The last priority is to bring current all debt.

But, before you begin focusing on your debt there are other steps that you will need to take, including assessing your income vs. outgo, total over-all debt situation and creating a budget. For now, focus only on triage – assessing in order of urgency and treating the most critical of issues before moving on. This is not to say that your overall debt situation is not important or that it is not an emergency. It is – debt freedom is an emergency. However, as with the emergency room, for now it can wait until critical needs are stabilized.

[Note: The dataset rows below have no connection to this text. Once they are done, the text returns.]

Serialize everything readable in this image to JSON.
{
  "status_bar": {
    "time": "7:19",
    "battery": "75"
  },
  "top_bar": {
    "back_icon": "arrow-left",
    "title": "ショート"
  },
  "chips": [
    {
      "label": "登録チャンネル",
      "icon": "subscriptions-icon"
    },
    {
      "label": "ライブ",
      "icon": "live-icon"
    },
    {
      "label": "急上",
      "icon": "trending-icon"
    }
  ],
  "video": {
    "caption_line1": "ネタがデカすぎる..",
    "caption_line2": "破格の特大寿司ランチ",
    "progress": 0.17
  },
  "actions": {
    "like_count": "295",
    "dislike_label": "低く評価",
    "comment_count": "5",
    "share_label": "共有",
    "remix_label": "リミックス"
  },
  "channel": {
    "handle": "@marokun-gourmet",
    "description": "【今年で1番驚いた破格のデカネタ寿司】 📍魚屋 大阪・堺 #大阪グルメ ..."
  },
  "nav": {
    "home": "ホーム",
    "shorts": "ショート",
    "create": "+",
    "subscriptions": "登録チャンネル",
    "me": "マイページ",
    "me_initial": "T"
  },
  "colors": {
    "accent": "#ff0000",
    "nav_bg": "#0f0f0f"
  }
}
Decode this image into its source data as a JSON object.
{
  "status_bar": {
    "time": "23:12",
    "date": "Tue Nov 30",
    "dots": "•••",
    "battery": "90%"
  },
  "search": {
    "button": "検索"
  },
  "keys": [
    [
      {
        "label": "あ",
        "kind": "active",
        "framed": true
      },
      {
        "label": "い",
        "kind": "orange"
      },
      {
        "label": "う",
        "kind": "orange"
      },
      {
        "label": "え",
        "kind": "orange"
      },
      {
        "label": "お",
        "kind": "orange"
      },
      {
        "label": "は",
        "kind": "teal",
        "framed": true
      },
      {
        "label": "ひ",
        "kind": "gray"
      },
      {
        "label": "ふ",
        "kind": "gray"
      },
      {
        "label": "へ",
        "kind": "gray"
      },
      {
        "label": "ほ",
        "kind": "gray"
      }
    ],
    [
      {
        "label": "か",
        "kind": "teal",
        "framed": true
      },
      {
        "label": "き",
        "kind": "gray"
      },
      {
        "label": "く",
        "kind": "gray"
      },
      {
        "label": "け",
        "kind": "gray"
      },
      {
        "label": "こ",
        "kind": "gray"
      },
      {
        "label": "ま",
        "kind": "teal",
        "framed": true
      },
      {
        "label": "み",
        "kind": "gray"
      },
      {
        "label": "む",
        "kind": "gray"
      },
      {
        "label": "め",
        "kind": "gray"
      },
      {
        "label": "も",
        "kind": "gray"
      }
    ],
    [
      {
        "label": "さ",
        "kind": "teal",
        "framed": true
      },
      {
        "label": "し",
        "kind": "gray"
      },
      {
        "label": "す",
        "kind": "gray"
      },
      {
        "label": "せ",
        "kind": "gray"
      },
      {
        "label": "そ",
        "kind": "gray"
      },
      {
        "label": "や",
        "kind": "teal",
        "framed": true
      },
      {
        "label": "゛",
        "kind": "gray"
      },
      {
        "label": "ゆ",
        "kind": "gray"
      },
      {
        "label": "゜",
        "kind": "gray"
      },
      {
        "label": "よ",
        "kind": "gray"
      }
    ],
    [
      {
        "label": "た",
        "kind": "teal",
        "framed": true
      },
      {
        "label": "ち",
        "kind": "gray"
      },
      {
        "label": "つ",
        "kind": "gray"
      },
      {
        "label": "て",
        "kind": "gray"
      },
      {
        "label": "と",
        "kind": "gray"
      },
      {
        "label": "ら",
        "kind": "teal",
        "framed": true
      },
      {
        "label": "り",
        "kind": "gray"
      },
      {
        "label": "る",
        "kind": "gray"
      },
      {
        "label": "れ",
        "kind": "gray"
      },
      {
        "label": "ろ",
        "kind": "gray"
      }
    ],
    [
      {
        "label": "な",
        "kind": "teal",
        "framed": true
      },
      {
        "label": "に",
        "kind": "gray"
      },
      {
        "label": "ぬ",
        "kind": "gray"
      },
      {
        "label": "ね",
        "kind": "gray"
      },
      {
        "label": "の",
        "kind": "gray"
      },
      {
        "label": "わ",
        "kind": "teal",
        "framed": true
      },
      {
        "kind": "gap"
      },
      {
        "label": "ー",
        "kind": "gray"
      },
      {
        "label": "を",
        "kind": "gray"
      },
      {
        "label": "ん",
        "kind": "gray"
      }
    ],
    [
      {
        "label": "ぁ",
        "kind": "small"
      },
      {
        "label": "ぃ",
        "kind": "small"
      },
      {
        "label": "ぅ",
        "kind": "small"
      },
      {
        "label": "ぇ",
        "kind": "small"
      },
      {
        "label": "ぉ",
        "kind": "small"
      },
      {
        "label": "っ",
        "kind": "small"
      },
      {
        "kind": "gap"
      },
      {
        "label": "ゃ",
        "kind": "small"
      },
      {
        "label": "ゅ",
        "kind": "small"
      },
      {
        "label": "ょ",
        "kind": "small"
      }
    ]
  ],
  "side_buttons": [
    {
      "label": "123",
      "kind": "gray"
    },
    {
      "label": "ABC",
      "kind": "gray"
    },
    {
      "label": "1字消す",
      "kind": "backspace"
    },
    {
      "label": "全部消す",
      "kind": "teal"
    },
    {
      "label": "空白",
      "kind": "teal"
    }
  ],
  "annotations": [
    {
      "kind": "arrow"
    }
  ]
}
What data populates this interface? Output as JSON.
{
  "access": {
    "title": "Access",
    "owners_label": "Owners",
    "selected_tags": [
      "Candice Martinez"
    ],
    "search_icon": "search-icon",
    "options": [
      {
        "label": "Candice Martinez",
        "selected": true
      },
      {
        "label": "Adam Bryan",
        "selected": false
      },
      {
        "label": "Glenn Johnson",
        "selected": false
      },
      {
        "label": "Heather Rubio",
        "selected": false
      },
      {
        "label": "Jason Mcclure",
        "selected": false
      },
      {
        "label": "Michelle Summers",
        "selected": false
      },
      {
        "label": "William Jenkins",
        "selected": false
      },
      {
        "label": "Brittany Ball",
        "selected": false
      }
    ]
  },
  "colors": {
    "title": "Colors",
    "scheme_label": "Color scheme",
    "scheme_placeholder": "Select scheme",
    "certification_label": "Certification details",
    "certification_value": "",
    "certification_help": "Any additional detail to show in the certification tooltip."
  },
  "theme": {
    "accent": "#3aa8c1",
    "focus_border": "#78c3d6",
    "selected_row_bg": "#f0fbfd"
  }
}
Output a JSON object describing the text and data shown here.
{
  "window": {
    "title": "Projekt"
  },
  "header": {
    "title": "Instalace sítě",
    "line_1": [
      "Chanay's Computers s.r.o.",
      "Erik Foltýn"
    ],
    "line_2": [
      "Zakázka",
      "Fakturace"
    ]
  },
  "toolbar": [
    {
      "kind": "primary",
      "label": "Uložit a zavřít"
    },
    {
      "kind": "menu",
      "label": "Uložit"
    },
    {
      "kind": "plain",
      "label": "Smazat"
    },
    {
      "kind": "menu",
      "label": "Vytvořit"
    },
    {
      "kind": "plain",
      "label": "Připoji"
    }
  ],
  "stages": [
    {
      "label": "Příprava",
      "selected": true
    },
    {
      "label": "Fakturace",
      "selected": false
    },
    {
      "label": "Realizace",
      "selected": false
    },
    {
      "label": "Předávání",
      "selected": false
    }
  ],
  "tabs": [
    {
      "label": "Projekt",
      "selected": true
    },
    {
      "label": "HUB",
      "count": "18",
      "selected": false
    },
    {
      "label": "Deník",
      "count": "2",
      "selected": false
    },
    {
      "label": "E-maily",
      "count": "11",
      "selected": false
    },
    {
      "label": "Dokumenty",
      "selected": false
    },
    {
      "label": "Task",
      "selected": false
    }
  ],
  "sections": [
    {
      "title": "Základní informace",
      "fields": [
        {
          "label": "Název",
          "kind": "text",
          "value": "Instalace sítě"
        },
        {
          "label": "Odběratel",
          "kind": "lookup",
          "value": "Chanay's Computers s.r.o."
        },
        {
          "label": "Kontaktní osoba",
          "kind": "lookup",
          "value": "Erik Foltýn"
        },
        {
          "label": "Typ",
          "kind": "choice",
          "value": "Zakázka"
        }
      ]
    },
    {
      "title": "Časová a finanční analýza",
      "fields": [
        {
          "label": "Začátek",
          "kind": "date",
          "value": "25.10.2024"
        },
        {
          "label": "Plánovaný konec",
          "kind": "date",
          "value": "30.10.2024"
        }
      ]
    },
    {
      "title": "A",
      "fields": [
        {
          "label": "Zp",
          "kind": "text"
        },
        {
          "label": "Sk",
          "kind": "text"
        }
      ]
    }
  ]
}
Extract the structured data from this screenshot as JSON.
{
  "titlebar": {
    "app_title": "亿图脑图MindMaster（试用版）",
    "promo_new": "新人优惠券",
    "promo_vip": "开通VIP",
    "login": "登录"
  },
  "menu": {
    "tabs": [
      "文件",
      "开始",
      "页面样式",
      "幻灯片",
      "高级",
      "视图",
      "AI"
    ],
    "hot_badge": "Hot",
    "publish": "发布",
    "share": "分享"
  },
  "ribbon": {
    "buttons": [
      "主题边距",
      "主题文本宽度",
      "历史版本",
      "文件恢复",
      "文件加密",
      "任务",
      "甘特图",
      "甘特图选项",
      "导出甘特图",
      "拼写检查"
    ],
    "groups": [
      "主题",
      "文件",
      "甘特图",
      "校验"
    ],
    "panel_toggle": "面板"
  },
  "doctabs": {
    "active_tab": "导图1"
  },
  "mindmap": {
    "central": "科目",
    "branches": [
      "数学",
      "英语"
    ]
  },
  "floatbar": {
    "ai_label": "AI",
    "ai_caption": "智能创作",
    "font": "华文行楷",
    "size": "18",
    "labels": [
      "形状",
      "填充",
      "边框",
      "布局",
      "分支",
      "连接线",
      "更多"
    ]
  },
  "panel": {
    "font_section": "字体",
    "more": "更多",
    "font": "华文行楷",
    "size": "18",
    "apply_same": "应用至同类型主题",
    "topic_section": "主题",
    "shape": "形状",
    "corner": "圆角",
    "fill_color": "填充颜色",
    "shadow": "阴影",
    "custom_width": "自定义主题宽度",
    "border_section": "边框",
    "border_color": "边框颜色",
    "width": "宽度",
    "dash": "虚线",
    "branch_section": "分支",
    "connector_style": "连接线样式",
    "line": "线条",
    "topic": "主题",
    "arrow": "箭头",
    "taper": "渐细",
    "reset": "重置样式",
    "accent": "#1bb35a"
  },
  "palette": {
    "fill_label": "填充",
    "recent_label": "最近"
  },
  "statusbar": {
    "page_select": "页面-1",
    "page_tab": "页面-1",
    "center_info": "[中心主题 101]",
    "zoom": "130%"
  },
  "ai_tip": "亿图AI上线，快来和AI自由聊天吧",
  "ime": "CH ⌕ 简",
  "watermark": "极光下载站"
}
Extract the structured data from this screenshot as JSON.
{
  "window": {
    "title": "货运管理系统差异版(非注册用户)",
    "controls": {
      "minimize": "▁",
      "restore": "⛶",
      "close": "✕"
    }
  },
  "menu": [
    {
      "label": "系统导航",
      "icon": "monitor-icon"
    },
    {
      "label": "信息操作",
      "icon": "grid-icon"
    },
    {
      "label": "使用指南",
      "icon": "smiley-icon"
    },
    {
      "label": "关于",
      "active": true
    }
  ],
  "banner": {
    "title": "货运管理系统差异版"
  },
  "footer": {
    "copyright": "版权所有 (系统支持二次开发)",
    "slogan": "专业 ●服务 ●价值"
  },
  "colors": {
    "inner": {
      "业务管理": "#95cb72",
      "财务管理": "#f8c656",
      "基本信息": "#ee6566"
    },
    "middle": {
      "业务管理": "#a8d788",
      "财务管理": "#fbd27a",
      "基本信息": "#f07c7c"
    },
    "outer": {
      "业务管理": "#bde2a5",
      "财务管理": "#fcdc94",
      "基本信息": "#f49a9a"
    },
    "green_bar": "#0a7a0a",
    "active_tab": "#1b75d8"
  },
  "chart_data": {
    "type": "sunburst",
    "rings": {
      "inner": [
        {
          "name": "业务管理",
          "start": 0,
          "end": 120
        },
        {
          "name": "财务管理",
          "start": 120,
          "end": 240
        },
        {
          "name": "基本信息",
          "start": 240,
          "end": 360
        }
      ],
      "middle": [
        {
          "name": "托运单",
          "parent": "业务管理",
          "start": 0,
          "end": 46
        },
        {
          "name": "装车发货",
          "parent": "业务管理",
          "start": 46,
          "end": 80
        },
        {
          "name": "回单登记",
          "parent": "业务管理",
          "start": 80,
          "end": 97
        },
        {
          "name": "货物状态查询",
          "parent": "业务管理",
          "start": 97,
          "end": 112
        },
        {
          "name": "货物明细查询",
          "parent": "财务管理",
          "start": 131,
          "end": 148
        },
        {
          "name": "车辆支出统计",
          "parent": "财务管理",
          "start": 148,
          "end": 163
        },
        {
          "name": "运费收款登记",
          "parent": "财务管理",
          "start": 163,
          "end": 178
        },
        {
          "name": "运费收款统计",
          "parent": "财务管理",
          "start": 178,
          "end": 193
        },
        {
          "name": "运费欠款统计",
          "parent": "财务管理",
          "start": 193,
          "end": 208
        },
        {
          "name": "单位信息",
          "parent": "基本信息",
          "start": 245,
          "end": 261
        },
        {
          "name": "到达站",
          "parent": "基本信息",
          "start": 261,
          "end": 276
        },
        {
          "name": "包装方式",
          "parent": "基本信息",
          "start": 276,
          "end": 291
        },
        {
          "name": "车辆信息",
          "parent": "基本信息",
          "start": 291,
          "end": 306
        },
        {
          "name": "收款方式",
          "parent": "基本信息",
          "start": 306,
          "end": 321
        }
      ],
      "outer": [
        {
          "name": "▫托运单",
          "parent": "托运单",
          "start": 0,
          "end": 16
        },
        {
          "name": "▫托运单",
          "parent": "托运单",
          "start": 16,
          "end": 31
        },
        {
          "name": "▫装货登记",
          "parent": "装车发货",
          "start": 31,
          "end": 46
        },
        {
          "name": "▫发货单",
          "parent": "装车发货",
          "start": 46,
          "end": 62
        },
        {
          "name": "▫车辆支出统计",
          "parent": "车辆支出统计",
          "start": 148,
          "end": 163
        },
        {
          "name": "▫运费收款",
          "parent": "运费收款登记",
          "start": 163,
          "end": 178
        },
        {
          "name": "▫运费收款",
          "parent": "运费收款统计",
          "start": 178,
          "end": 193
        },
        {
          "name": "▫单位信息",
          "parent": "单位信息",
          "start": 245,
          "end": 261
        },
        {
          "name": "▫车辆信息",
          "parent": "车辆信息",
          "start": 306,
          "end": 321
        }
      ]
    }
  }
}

In an emergency room, the doctors and nurses work quickly, they work with purpose, they assess, treat and move on to the next patient. You will do the same with each necessary expense that is past due. Doctors and nurses also do not pretend that a situation is not as bad as it seems – to do so would cost lives. You have to triage your debt with an open and honest heart. Truly determine where you are with your necessary expenses. “Treat” each debt emergency as if your life depended on it, because in reality – it does. How can you be the parent – wife – husband – employee – friend – you are meant to be if you are consumed with worry about where you will live or how will be get your next meal – you simply can’t. And I am here to help you do that.  I care about your well-being and I want to see you succeed financially.

In the next several series of posts, we will be addressing the financial fundamentals so that you can achieve financial independence and begin saving.  But for now, first things first. Be brave.  You can do this!